Gamekult 9/10Eurogamer 9/10Quote:
GTA5 may not be the Hollywood-beating crime story it wants to be, then, but it's the best video game it's ever been, and I'll take that.
Gamespot 9/10Quote:
GTA V is an imperfect yet astounding game that has great characters and an innovative and exciting narrative structure, even if the story it uses that structure to tell is hobbled at times by inconsistent character behavior, muddled political messages and rampant misogyny. It also raises the bar for open-world mission design in a big way and has one of the most beautiful, lively, diverse and stimulating worlds ever seen in a game. Your time in Los Santos may leave you with a few psychological scars, but you shouldn’t let that stop you from visiting.
Escapist 3.5/5Quote:
If only the morally reprehensible script written by Dan Houser lived up to the achievements in game-making that Grand Theft Auto V otherwise embodies, it would be not just the game of the year but of the decade.
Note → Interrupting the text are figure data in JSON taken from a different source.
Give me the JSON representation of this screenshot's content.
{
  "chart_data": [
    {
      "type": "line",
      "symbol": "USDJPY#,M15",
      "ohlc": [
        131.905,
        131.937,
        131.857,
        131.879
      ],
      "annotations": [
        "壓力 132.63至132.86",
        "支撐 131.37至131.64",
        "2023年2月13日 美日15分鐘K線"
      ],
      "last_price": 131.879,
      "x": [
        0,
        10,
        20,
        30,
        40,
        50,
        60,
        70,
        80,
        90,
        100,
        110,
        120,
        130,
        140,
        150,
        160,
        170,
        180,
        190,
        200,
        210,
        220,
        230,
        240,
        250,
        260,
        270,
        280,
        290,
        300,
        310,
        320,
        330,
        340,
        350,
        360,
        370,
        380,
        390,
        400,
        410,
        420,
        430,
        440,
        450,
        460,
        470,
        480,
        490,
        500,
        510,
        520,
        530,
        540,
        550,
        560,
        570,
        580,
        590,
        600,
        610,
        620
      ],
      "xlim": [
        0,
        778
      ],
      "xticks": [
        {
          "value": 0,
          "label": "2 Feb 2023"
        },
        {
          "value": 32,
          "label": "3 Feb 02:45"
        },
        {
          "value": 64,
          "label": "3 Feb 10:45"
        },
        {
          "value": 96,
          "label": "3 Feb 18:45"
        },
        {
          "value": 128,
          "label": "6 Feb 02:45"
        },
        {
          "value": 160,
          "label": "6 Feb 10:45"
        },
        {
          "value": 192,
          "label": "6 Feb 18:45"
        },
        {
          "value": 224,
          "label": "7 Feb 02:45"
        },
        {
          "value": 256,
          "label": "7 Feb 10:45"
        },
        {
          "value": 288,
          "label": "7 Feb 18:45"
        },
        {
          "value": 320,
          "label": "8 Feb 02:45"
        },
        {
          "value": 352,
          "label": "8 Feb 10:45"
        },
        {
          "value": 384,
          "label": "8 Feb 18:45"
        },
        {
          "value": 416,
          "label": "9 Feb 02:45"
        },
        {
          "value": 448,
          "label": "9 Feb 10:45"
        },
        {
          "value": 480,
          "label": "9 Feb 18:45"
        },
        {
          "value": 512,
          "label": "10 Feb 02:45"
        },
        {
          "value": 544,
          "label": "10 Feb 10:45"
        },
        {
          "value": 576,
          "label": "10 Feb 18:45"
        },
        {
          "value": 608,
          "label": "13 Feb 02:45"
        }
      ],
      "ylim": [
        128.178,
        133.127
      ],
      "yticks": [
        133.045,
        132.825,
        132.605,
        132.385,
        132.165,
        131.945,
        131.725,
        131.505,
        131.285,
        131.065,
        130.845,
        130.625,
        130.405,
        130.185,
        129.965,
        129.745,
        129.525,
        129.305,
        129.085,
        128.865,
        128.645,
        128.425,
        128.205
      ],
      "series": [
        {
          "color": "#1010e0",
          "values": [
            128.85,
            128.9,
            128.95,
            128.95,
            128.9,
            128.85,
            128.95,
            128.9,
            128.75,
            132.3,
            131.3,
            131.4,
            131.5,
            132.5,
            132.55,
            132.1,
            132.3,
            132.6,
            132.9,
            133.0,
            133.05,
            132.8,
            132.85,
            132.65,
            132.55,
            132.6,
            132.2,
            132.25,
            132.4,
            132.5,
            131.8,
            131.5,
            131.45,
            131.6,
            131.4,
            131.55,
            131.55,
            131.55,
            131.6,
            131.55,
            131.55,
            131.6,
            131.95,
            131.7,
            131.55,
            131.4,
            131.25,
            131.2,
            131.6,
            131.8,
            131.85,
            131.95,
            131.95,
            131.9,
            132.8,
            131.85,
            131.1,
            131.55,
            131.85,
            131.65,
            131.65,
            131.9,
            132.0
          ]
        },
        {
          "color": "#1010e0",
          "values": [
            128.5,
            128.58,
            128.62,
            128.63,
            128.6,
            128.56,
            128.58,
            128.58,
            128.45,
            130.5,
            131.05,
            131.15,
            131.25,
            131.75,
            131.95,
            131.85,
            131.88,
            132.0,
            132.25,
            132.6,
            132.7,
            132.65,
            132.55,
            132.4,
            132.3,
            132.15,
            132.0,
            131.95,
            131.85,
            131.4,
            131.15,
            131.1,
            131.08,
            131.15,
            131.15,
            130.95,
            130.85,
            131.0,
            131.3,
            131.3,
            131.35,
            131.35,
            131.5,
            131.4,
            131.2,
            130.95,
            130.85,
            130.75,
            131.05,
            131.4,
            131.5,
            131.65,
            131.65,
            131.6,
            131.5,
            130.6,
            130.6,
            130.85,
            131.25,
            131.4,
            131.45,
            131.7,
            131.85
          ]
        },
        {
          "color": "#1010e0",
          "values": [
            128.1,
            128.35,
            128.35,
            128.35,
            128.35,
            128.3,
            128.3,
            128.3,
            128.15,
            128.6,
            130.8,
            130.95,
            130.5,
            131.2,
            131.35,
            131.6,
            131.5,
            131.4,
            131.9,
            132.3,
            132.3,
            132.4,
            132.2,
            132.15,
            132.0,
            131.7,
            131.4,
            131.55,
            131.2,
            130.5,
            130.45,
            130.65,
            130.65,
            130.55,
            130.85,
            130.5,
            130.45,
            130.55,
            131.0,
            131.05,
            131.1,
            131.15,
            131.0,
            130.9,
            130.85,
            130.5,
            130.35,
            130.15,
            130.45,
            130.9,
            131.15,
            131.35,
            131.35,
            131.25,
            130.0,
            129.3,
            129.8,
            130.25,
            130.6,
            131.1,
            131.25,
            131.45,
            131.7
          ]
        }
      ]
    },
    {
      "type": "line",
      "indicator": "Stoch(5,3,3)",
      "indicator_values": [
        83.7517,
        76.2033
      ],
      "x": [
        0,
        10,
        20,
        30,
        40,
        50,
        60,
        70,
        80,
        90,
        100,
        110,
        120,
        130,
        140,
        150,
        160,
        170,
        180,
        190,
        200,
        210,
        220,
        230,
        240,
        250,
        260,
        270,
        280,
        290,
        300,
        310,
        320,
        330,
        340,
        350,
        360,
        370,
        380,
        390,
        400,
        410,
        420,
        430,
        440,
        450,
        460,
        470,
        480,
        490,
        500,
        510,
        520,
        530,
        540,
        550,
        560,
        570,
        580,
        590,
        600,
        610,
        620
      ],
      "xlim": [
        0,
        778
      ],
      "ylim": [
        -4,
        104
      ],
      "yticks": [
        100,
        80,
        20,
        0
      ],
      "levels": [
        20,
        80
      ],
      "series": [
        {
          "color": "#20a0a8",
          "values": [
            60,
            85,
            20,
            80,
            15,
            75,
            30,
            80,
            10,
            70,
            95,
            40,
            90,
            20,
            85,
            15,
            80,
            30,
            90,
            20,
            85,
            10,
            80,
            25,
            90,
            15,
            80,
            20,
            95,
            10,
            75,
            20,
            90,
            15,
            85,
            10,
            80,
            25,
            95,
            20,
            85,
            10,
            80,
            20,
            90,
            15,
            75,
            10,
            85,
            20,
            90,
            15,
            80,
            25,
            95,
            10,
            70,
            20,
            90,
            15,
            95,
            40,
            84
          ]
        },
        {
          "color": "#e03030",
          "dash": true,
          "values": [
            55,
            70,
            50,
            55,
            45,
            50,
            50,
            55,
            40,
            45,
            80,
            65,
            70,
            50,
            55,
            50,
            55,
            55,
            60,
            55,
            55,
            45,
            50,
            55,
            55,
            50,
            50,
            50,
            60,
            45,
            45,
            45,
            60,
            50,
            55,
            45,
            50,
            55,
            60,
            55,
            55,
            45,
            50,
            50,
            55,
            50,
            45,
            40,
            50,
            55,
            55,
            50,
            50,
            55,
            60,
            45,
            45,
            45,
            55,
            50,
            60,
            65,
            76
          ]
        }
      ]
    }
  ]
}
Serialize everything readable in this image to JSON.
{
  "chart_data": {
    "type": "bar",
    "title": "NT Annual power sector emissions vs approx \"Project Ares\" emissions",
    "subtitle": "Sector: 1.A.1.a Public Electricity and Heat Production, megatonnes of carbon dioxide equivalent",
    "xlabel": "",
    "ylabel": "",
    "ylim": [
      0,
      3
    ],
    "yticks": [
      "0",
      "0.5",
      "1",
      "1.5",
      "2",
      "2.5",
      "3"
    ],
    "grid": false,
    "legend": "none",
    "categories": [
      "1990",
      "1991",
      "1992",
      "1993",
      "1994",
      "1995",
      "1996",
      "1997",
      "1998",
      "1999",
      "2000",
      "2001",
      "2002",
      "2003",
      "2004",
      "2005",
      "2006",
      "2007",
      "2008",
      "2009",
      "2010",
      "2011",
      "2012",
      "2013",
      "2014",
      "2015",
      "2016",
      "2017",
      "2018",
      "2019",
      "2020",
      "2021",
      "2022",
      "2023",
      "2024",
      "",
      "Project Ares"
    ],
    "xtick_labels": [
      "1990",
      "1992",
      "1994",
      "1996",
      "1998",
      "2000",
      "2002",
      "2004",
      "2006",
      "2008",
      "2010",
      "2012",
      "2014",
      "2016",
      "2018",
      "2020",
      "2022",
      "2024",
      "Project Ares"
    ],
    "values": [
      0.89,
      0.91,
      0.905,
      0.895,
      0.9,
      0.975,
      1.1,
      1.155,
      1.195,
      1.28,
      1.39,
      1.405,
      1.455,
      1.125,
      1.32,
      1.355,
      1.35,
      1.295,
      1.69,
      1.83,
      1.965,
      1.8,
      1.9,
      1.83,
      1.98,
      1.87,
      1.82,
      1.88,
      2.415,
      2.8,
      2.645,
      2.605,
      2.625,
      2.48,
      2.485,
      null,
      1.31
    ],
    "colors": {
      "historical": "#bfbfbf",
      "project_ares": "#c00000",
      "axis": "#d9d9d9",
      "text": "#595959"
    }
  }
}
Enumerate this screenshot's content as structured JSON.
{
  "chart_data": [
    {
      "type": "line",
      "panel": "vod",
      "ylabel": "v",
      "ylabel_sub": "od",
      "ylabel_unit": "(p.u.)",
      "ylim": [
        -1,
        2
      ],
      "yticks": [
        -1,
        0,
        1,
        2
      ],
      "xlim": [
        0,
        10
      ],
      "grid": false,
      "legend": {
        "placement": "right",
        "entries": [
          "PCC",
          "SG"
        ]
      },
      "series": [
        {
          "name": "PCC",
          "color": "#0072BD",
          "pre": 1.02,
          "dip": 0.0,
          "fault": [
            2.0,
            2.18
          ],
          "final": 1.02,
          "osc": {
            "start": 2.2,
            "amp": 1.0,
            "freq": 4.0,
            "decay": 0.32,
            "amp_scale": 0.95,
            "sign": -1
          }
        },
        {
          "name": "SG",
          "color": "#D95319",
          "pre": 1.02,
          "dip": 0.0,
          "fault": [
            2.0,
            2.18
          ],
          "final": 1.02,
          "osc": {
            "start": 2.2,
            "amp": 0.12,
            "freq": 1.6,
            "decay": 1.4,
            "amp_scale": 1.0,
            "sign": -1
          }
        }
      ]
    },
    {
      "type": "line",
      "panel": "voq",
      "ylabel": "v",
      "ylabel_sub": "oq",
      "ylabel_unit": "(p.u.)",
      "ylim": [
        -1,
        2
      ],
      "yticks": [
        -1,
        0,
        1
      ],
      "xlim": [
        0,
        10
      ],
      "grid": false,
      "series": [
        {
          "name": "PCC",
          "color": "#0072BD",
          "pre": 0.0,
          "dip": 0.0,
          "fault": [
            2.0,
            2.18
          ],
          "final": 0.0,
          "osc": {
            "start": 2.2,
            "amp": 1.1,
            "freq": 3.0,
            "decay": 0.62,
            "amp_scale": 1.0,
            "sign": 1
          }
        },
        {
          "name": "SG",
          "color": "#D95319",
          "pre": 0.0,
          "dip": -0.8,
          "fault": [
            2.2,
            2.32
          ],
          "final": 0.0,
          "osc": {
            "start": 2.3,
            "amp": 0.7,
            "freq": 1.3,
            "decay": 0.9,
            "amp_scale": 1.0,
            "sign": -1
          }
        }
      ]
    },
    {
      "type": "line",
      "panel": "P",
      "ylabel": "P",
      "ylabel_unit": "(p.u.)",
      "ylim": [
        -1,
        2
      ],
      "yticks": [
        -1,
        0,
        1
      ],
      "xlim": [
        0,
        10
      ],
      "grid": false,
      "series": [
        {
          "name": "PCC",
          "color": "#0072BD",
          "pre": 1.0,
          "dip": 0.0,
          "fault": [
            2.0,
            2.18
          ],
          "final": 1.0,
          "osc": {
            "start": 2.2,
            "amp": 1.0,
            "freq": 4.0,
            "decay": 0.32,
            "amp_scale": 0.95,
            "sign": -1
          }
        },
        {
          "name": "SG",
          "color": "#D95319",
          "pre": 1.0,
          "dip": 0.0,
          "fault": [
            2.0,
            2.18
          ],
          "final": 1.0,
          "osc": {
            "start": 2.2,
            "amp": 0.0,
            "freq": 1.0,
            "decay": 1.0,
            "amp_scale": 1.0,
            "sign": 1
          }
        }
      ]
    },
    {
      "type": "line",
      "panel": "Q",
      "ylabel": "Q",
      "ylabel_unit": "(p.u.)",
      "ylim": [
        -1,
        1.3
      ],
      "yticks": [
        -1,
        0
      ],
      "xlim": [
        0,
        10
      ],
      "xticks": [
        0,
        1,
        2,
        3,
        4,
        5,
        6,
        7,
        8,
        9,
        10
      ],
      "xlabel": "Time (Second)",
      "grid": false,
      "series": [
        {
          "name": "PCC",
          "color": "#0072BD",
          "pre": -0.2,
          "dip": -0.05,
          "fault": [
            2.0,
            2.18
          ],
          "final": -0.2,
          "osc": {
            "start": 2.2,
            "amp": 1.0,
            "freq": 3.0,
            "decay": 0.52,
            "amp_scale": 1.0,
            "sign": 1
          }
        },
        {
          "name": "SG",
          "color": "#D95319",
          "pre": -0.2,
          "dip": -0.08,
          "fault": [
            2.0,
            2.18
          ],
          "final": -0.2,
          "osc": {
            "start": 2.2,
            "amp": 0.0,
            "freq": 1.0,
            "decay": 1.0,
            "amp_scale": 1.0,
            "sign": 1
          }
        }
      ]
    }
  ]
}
Unfortunately, you can only hear a character say "&^%@ you, Mother&*^%er" so many times before it starts to grate on you. You can only embody a vicious psychopath a short time before it becomes boring, at best, and soul-crushing, at worst. Forcing players to murder people, not in a gamey "I killed you to complete a goal" way that defines this medium, but in a terrorizing and demeaning way, is not what will make videogames great. Rockstar had a chance to elevate, and they wasted it on portraying characters you don't want to spend five minutes with, let alone the hours it would take to play through the game's story.